Acaba, portanto, em nota angustadíssima o filme de Bahman Ghobadi. Mas é tudo o que sabemos - que o filme trabalhou, desde o princípio, numa zona de angústia e ansiedade, sempre em crescendo. O que o filme diz, neste caso sobre a invasão do Iraque, ou sobre o destino dos curdos, não sabemos. Ou porque os cineastas iranianos (vide Kiarostami, o mais conhecido de todos) são mestres na arte da "encriptação" ou porque encaram o "sentido" com uma prioridade diferente da dos seus colegas europeus e americanos. O que sabemos, ou aquilo em que o filme nos faz acreditar, é que "As Tartarugas Também Voam" conduz a uma espécie de fim do mundo, a um pequeno apocalipse - de resto, um tema recorrente no cinema do Irão ("O Sabor da Cereja", ou o mais desconhecido "A Chave", de Ibrahim Fourouzesh). E que esse fim do mundo, expresso no derradeiro plano, não é a invasão americana (mesmo que ela sirva para o sinalizar, ou melhor, que ela traga os ingredientes, os carros e os ruidos, para essa sinalização).

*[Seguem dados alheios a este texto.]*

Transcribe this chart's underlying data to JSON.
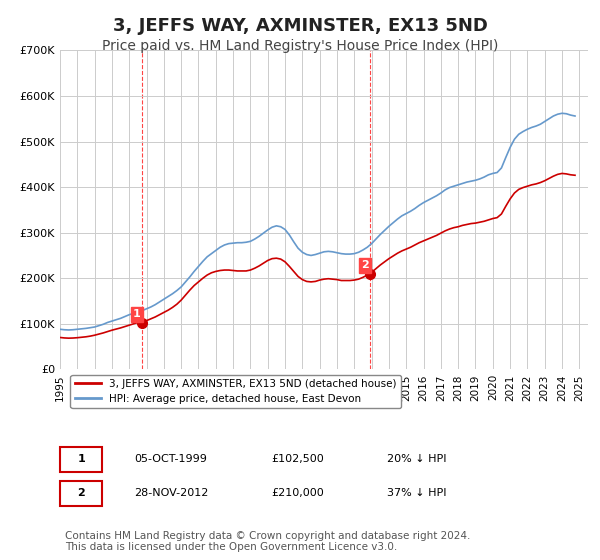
{
  "title": "3, JEFFS WAY, AXMINSTER, EX13 5ND",
  "subtitle": "Price paid vs. HM Land Registry's House Price Index (HPI)",
  "title_fontsize": 13,
  "subtitle_fontsize": 10,
  "bg_color": "#ffffff",
  "plot_bg_color": "#ffffff",
  "grid_color": "#cccccc",
  "red_line_color": "#cc0000",
  "blue_line_color": "#6699cc",
  "marker1_color": "#cc0000",
  "marker2_color": "#cc0000",
  "vline_color": "#ff4444",
  "ylim": [
    0,
    700000
  ],
  "yticks": [
    0,
    100000,
    200000,
    300000,
    400000,
    500000,
    600000,
    700000
  ],
  "ytick_labels": [
    "£0",
    "£100K",
    "£200K",
    "£300K",
    "£400K",
    "£500K",
    "£600K",
    "£700K"
  ],
  "xtick_years": [
    1995,
    1996,
    1997,
    1998,
    1999,
    2000,
    2001,
    2002,
    2003,
    2004,
    2005,
    2006,
    2007,
    2008,
    2009,
    2010,
    2011,
    2012,
    2013,
    2014,
    2015,
    2016,
    2017,
    2018,
    2019,
    2020,
    2021,
    2022,
    2023,
    2024,
    2025
  ],
  "sale1_year": 1999.75,
  "sale1_price": 102500,
  "sale1_label": "1",
  "sale2_year": 2012.9,
  "sale2_price": 210000,
  "sale2_label": "2",
  "legend_red": "3, JEFFS WAY, AXMINSTER, EX13 5ND (detached house)",
  "legend_blue": "HPI: Average price, detached house, East Devon",
  "table_row1": [
    "1",
    "05-OCT-1999",
    "£102,500",
    "20% ↓ HPI"
  ],
  "table_row2": [
    "2",
    "28-NOV-2012",
    "£210,000",
    "37% ↓ HPI"
  ],
  "footnote": "Contains HM Land Registry data © Crown copyright and database right 2024.\nThis data is licensed under the Open Government Licence v3.0.",
  "footnote_fontsize": 7.5,
  "hpi_blue_data": {
    "years": [
      1995,
      1995.25,
      1995.5,
      1995.75,
      1996,
      1996.25,
      1996.5,
      1996.75,
      1997,
      1997.25,
      1997.5,
      1997.75,
      1998,
      1998.25,
      1998.5,
      1998.75,
      1999,
      1999.25,
      1999.5,
      1999.75,
      2000,
      2000.25,
      2000.5,
      2000.75,
      2001,
      2001.25,
      2001.5,
      2001.75,
      2002,
      2002.25,
      2002.5,
      2002.75,
      2003,
      2003.25,
      2003.5,
      2003.75,
      2004,
      2004.25,
      2004.5,
      2004.75,
      2005,
      2005.25,
      2005.5,
      2005.75,
      2006,
      2006.25,
      2006.5,
      2006.75,
      2007,
      2007.25,
      2007.5,
      2007.75,
      2008,
      2008.25,
      2008.5,
      2008.75,
      2009,
      2009.25,
      2009.5,
      2009.75,
      2010,
      2010.25,
      2010.5,
      2010.75,
      2011,
      2011.25,
      2011.5,
      2011.75,
      2012,
      2012.25,
      2012.5,
      2012.75,
      2013,
      2013.25,
      2013.5,
      2013.75,
      2014,
      2014.25,
      2014.5,
      2014.75,
      2015,
      2015.25,
      2015.5,
      2015.75,
      2016,
      2016.25,
      2016.5,
      2016.75,
      2017,
      2017.25,
      2017.5,
      2017.75,
      2018,
      2018.25,
      2018.5,
      2018.75,
      2019,
      2019.25,
      2019.5,
      2019.75,
      2020,
      2020.25,
      2020.5,
      2020.75,
      2021,
      2021.25,
      2021.5,
      2021.75,
      2022,
      2022.25,
      2022.5,
      2022.75,
      2023,
      2023.25,
      2023.5,
      2023.75,
      2024,
      2024.25,
      2024.5,
      2024.75
    ],
    "values": [
      88000,
      87000,
      86500,
      87000,
      88000,
      89000,
      90000,
      91500,
      93000,
      96000,
      99000,
      103000,
      106000,
      109000,
      112000,
      116000,
      120000,
      123000,
      126000,
      129000,
      133000,
      137000,
      142000,
      148000,
      154000,
      160000,
      166000,
      173000,
      181000,
      192000,
      203000,
      215000,
      226000,
      237000,
      247000,
      254000,
      261000,
      268000,
      273000,
      276000,
      277000,
      278000,
      278000,
      279000,
      281000,
      286000,
      292000,
      299000,
      306000,
      312000,
      315000,
      313000,
      307000,
      295000,
      280000,
      266000,
      257000,
      252000,
      250000,
      252000,
      255000,
      258000,
      259000,
      258000,
      256000,
      254000,
      253000,
      253000,
      254000,
      257000,
      262000,
      268000,
      276000,
      286000,
      296000,
      305000,
      314000,
      322000,
      330000,
      337000,
      342000,
      347000,
      353000,
      360000,
      366000,
      371000,
      376000,
      381000,
      387000,
      394000,
      399000,
      402000,
      405000,
      408000,
      411000,
      413000,
      415000,
      418000,
      422000,
      427000,
      430000,
      432000,
      442000,
      465000,
      487000,
      505000,
      516000,
      522000,
      527000,
      531000,
      534000,
      538000,
      544000,
      550000,
      556000,
      560000,
      562000,
      561000,
      558000,
      556000
    ]
  },
  "hpi_red_data": {
    "years": [
      1995,
      1995.25,
      1995.5,
      1995.75,
      1996,
      1996.25,
      1996.5,
      1996.75,
      1997,
      1997.25,
      1997.5,
      1997.75,
      1998,
      1998.25,
      1998.5,
      1998.75,
      1999,
      1999.25,
      1999.5,
      1999.75,
      2000,
      2000.25,
      2000.5,
      2000.75,
      2001,
      2001.25,
      2001.5,
      2001.75,
      2002,
      2002.25,
      2002.5,
      2002.75,
      2003,
      2003.25,
      2003.5,
      2003.75,
      2004,
      2004.25,
      2004.5,
      2004.75,
      2005,
      2005.25,
      2005.5,
      2005.75,
      2006,
      2006.25,
      2006.5,
      2006.75,
      2007,
      2007.25,
      2007.5,
      2007.75,
      2008,
      2008.25,
      2008.5,
      2008.75,
      2009,
      2009.25,
      2009.5,
      2009.75,
      2010,
      2010.25,
      2010.5,
      2010.75,
      2011,
      2011.25,
      2011.5,
      2011.75,
      2012,
      2012.25,
      2012.5,
      2012.75,
      2013,
      2013.25,
      2013.5,
      2013.75,
      2014,
      2014.25,
      2014.5,
      2014.75,
      2015,
      2015.25,
      2015.5,
      2015.75,
      2016,
      2016.25,
      2016.5,
      2016.75,
      2017,
      2017.25,
      2017.5,
      2017.75,
      2018,
      2018.25,
      2018.5,
      2018.75,
      2019,
      2019.25,
      2019.5,
      2019.75,
      2020,
      2020.25,
      2020.5,
      2020.75,
      2021,
      2021.25,
      2021.5,
      2021.75,
      2022,
      2022.25,
      2022.5,
      2022.75,
      2023,
      2023.25,
      2023.5,
      2023.75,
      2024,
      2024.25,
      2024.5,
      2024.75
    ],
    "values": [
      70000,
      69000,
      68500,
      68800,
      69500,
      70500,
      71500,
      73000,
      75000,
      77500,
      80000,
      83000,
      86000,
      88500,
      91000,
      94000,
      97000,
      100000,
      103000,
      102500,
      107000,
      111000,
      115000,
      120000,
      125000,
      130000,
      136000,
      143000,
      152000,
      163000,
      174000,
      184000,
      192000,
      200000,
      207000,
      212000,
      215000,
      217000,
      218000,
      218000,
      217000,
      216000,
      216000,
      216000,
      218000,
      222000,
      227000,
      233000,
      239000,
      243000,
      244000,
      242000,
      236000,
      226000,
      215000,
      204000,
      197000,
      193000,
      192000,
      193000,
      196000,
      198000,
      199000,
      198000,
      197000,
      195000,
      195000,
      195000,
      196000,
      198000,
      202000,
      207000,
      213000,
      221000,
      229000,
      236000,
      243000,
      249000,
      255000,
      260000,
      264000,
      268000,
      273000,
      278000,
      282000,
      286000,
      290000,
      294000,
      299000,
      304000,
      308000,
      311000,
      313000,
      316000,
      318000,
      320000,
      321000,
      323000,
      325000,
      328000,
      331000,
      333000,
      341000,
      358000,
      374000,
      387000,
      395000,
      399000,
      402000,
      405000,
      407000,
      410000,
      414000,
      419000,
      424000,
      428000,
      430000,
      429000,
      427000,
      426000
    ]
  }
}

É o tom de todo o filme, de resto. Como uma alegoria incompleta, uma alegoria sem sentido, um manto que se limita a cobrir o quotidiano com um negrume tenso sem nunca o explicar. Sabemos que para a ansiedade das personagens, daquele grupo de miudos sempre a correr para aqui e para ali, todas as justificações narrativas são curtas - como se algo muito maior que eles, muito maior que o Iraque, muito maior que os americanos, o envolvesse e os conduzisse. O diabo, provavelmente, com licença de M. Bresson que talvez nem desdenhasse os prodigiosos "modelos" que Bahman Ghobadi foi desencantar, um grupo de garotos que também lembra (embora sem conflitos passionais) a "gravitas" pesadíssima dos miúdos de "Aniki Bobó" (Oliveira). E visto que só o diabo saberá o que se passa, resta-nos aguentar as cenas e as situações de Ghobadi, no limite de um crueldade "realista-mitológica" - a explosão da mina, a mãe-suicida, o miudo sem braços que mergulha no rio para salvar outro. Seco, duro, à beira da insuportabilidade, "As Tartarugas Também Voam" é mais uma peça para alimentar o mistério do cinema iraniano, o único verdadeiro grande mistério de todo o cinema contemporâneo.